California’s leaders must do everything in their power to defeat Trump’s latest attack in court. They should also devise creative and effective ways to make oil and gas companies think twice about going along with this scheme.

If fossil fuel companies think they can violate California with impunity just because Trump says so, they must learn otherwise.

“Californians need to rise up in demanding that we don’t frack and drill and spoil some of our most beautiful national parks and protected lands,” said Assemblyman Al Muratsuchi, D-Torrance. “We have to once again lead the fight against the Trump administration on this travesty.”

Muratsuchi authored Assembly Bill 342, which currently sits on Gov. Gavin Newsom’s desk. The bill is designed to thwart Trump’s efforts to expand fossil fuel extraction on protected public lands. It would bar California agencies from entering into leases that allow the building of oil and gas infrastructure on state lands. This would make it harder to support new fossil fuel extraction on certain public lands controlled by the federal government.

“Any new oil or gas projects approved in federally protected areas would be prohibited from having their pipelines or other essential infrastructure cross state lands,” according to a story in the Los Angeles Times.

It’s an imperfect and partial solution – but it’s exactly the kind of thinking California needs. AB 342 could provide critical protection for San Luis Obispo County’s Carrizo Plains National Monument, “an area known for its spectacular wildflower blooms and potentially large reserves of oil and gas,” according to the Times.
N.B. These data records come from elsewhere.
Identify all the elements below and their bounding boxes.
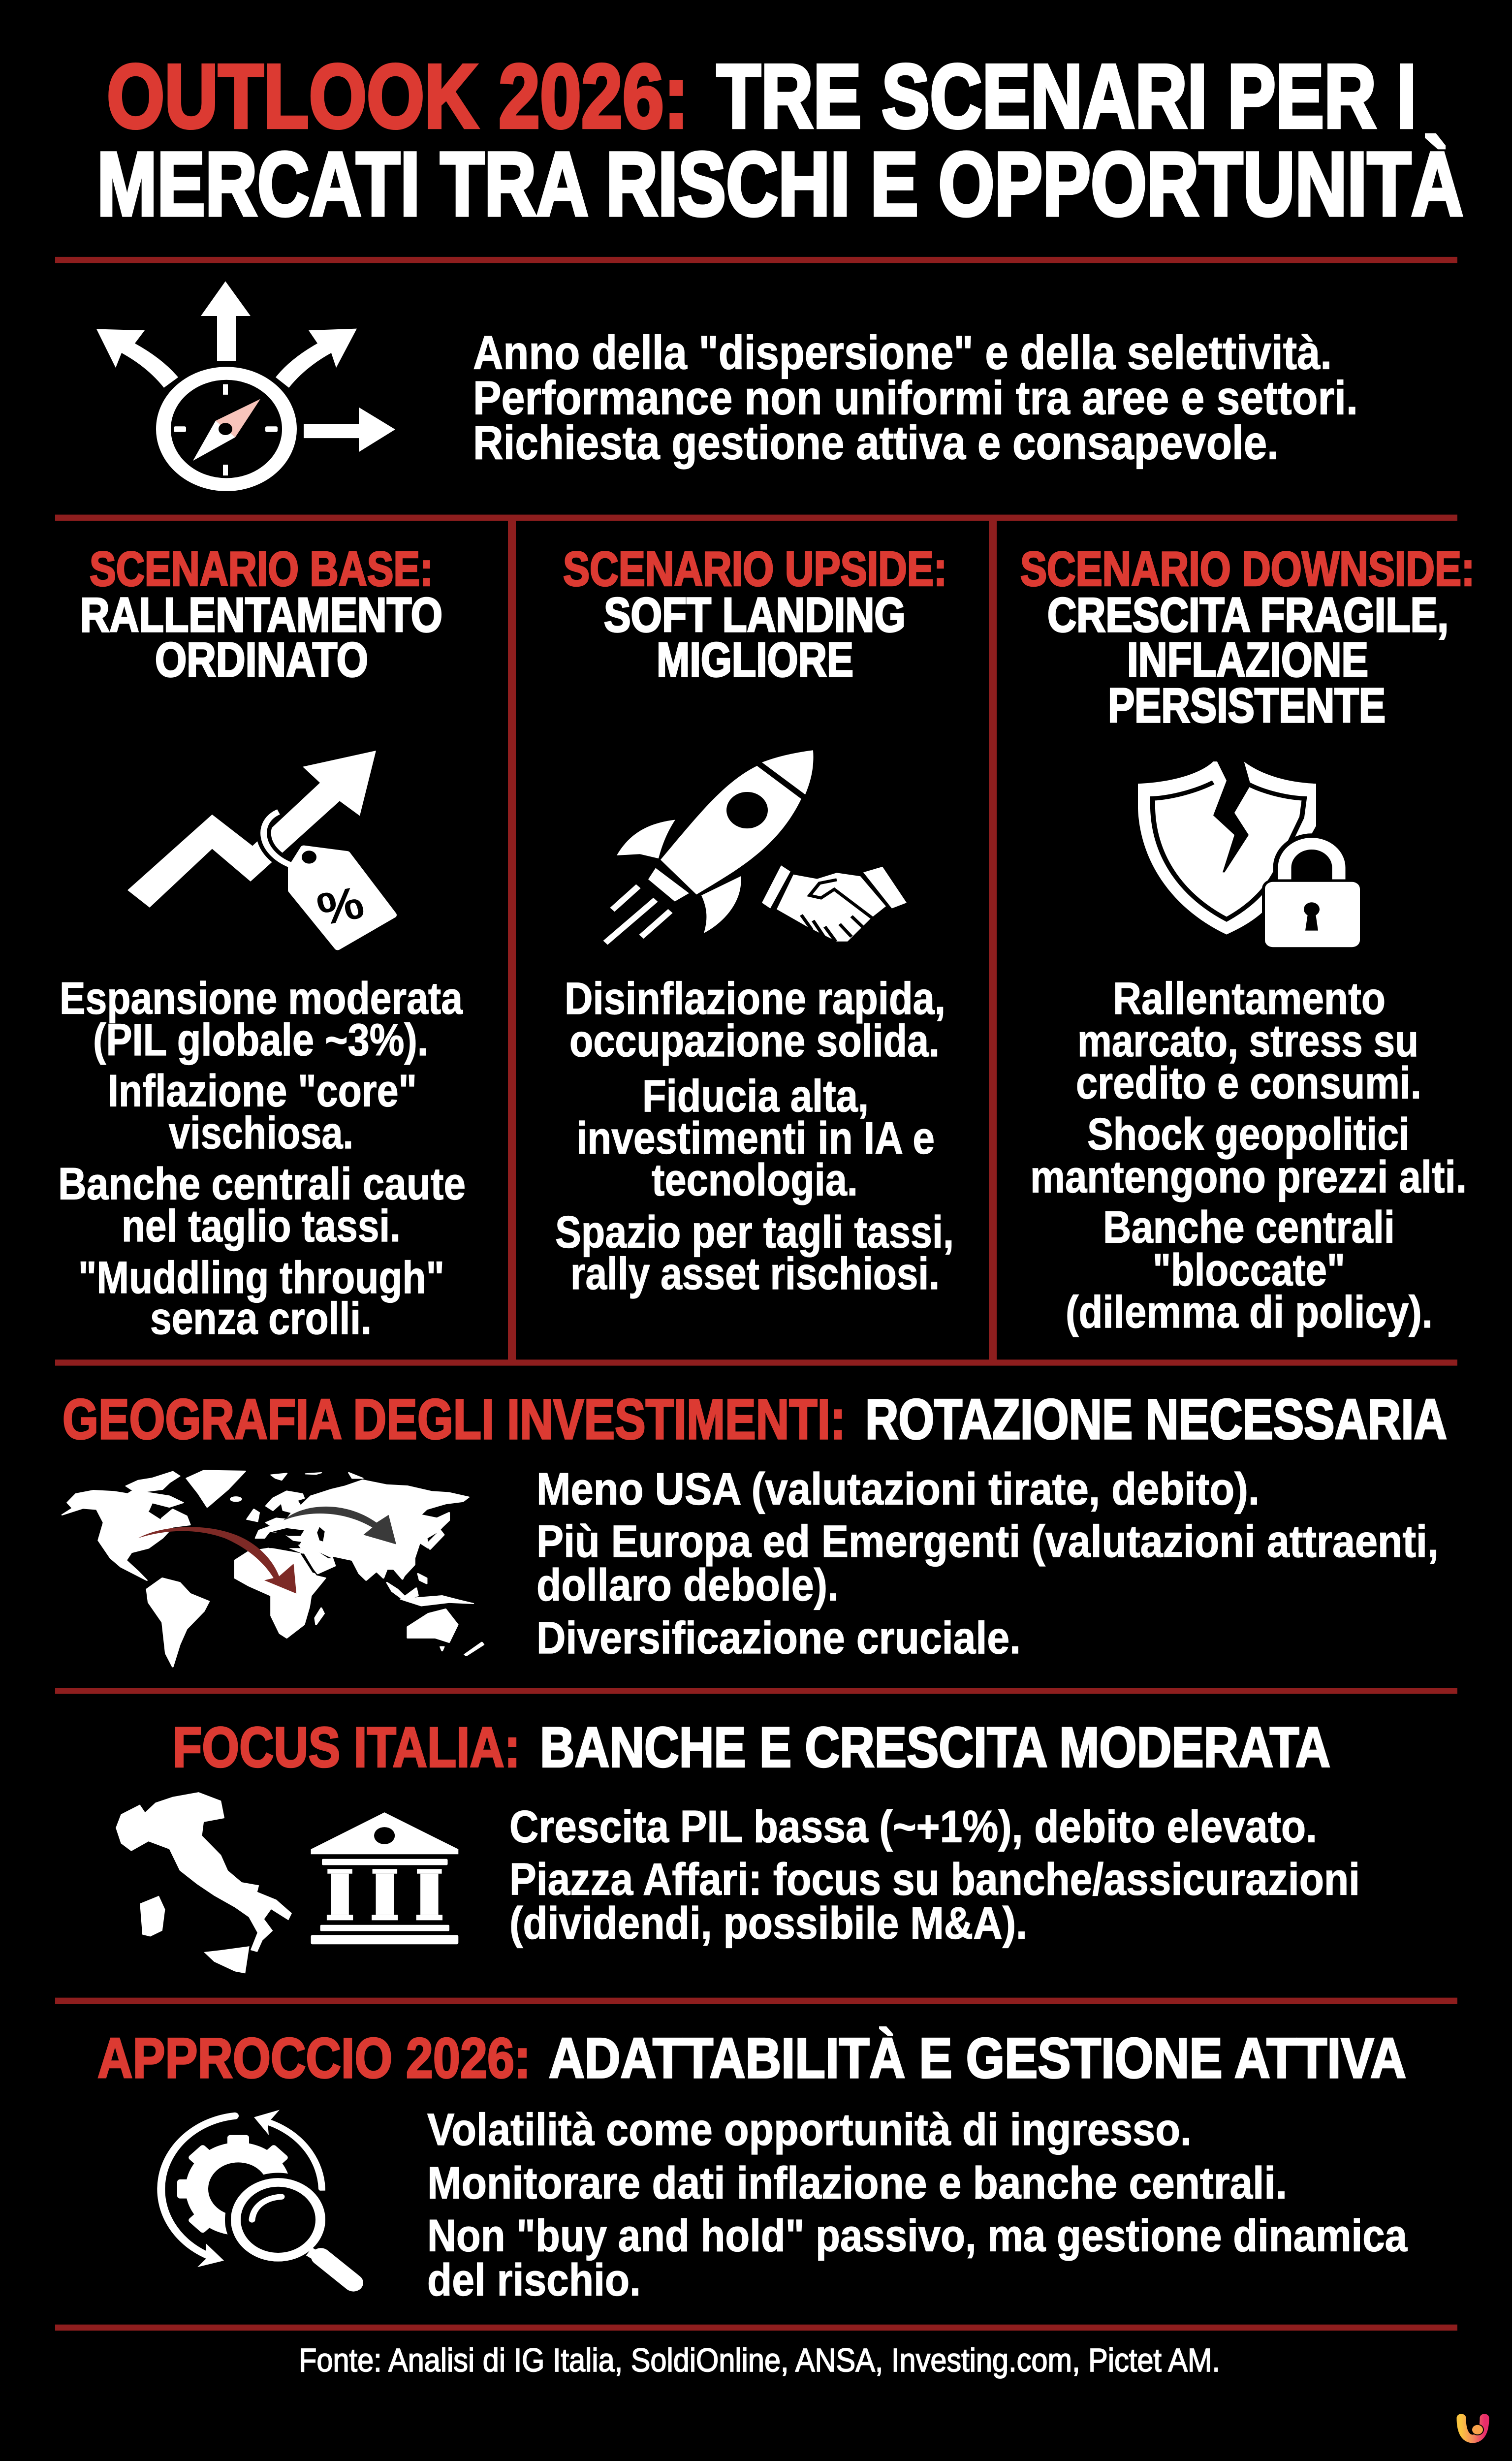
text: scenario downside: Rallentamento [1113, 973, 1386, 1024]
text: scenario downside: "bloccate" [1153, 1244, 1345, 1295]
text: scenario downside: Banche centrali [1103, 1201, 1395, 1252]
text: geografia: Diversificazione cruciale. [536, 1612, 1021, 1663]
heading: scenario downside: PERSISTENTE [1108, 679, 1386, 732]
text: approccio 2026 [427, 2104, 1408, 2305]
arrow: usa to africa [138, 1527, 296, 1594]
text: scenario base: Espansione moderata [60, 973, 463, 1023]
heading: approccio 2026 [97, 2026, 1406, 2089]
text: scenario upside: Spazio per tagli tassi, [555, 1206, 954, 1257]
text: scenario upside: Disinflazione rapida, [565, 973, 945, 1024]
text: scenario upside: occupazione solida. [569, 1015, 940, 1066]
title: OUTLOOK 2026: [107, 45, 689, 147]
heading: scenario upside: MIGLIORE [657, 633, 853, 687]
text: scenario downside: Shock geopolitici [1087, 1108, 1410, 1159]
text: scenario base: nel taglio tassi. [122, 1200, 401, 1251]
panel: scenario upside [555, 542, 954, 1299]
text: scenario base [58, 973, 466, 1344]
text: scenario upside: tecnologia. [652, 1154, 858, 1205]
icon: handshake [762, 865, 907, 942]
heading: focus italia [173, 1716, 1330, 1779]
text: approccio 2026: del rischio. [427, 2254, 641, 2305]
intro text: Richiesta gestione attiva e consapevole. [473, 416, 1279, 469]
text: scenario base: vischiosa. [169, 1107, 353, 1158]
heading: scenario upside [563, 542, 947, 687]
text: focus italia: Crescita PIL bassa (~+1%), debito elevato. [509, 1801, 1317, 1852]
source line: Fonte: Analisi di IG Italia, SoldiOnline, ANSA, Investing.com, Pictet AM. [299, 2342, 1220, 2379]
panel: scenario base [58, 542, 466, 1344]
text: focus italia [509, 1801, 1360, 1948]
text: scenario upside: Fiducia alta, [642, 1071, 869, 1121]
heading: scenario base [80, 542, 442, 687]
heading: scenario base: ORDINATO [155, 633, 368, 687]
inland seas [149, 1507, 332, 1574]
heading: scenario base: SCENARIO BASE: [90, 542, 433, 596]
icon: rocket [605, 750, 813, 943]
heading: geografia degli investimenti: GEOGRAFIA DEGLI INVESTIMENTI: [63, 1388, 846, 1451]
text: scenario upside: investimenti in IA e [576, 1112, 935, 1163]
heading: scenario upside: SOFT LANDING [604, 588, 906, 642]
text: geografia: dollaro debole). [536, 1559, 839, 1610]
text: scenario base: "Muddling through" [78, 1252, 444, 1303]
icon: gear with magnifier and cycle arrows [161, 2110, 353, 2283]
intro text [473, 326, 1358, 469]
heading: approccio 2026: APPROCCIO 2026: [97, 2026, 531, 2089]
continents [62, 1471, 484, 1667]
text: geografia [536, 1463, 1439, 1663]
text: focus italia: (dividendi, possibile M&A). [509, 1897, 1027, 1948]
text: approccio 2026: Monitorare dati inflazione e banche centrali. [427, 2157, 1287, 2208]
icon: rising arrow with percent tag [127, 751, 393, 947]
text: scenario base: (PIL globale ~3%). [93, 1014, 428, 1065]
text: geografia: Meno USA (valutazioni tirate, debito). [536, 1463, 1260, 1514]
title [97, 45, 1463, 234]
text: scenario downside [1030, 973, 1467, 1337]
icon: broken shield with padlock [1138, 760, 1360, 947]
world map with arrows [62, 1471, 484, 1667]
heading: scenario downside [1020, 542, 1475, 732]
icon: map of italy [116, 1792, 292, 1973]
panel: scenario downside [1020, 542, 1475, 1337]
arrow: europe to asia [283, 1507, 396, 1545]
text: scenario upside [555, 973, 954, 1299]
text: scenario base: Inflazione "core" [108, 1065, 417, 1116]
heading: focus italia: FOCUS ITALIA: [173, 1716, 520, 1779]
icon: bank temple [311, 1812, 458, 1944]
heading: scenario upside: SCENARIO UPSIDE: [563, 542, 947, 596]
heading: scenario base: RALLENTAMENTO [80, 588, 442, 642]
text: scenario base: senza crolli. [150, 1293, 372, 1344]
icon: compass with arrows [96, 281, 395, 485]
text: scenario upside: rally asset rischiosi. [570, 1248, 940, 1299]
text: scenario base: Banche centrali caute [58, 1158, 466, 1209]
icon: rising arrow with percent tag: % [312, 877, 369, 935]
heading: scenario downside: INFLAZIONE [1127, 633, 1368, 687]
text: approccio 2026: Volatilità come opportunità di ingresso. [427, 2104, 1192, 2155]
logo [1461, 2418, 1484, 2439]
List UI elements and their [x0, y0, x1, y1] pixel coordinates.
Gov. Newsom should sign it – for starters. State leaders can’t sit idly by while the fossil fuel industry pillages California with Trump’s permission. It’s time for some forceful pushback.

Though Gov. Newsom’s election initially excited environmentalists, they have waited in vain for the bold action that’s urgently needed to counter the fossil fuel industry’s aggressive Trumpian strategy.

“We are anxious,” said Kathryn Phillips of Sierra Club California. “It’s time for the [Newsom] administration to provide some guidance … what are the lists of actions that this administration is going to take?”

One possible move: Newsom could demand a 2,500-foot safety buffer zone between any new drilling operation on state-regulated land and the places where humans live, work or play. He could also expedite California’s eventual phaseout of oil and gas development.

The fossil fuel lobby hates these ideas. But if oil and gas companies think they can get away with acting against California’s wishes, perhaps it’s time for California’s leaders to step up and return the favor.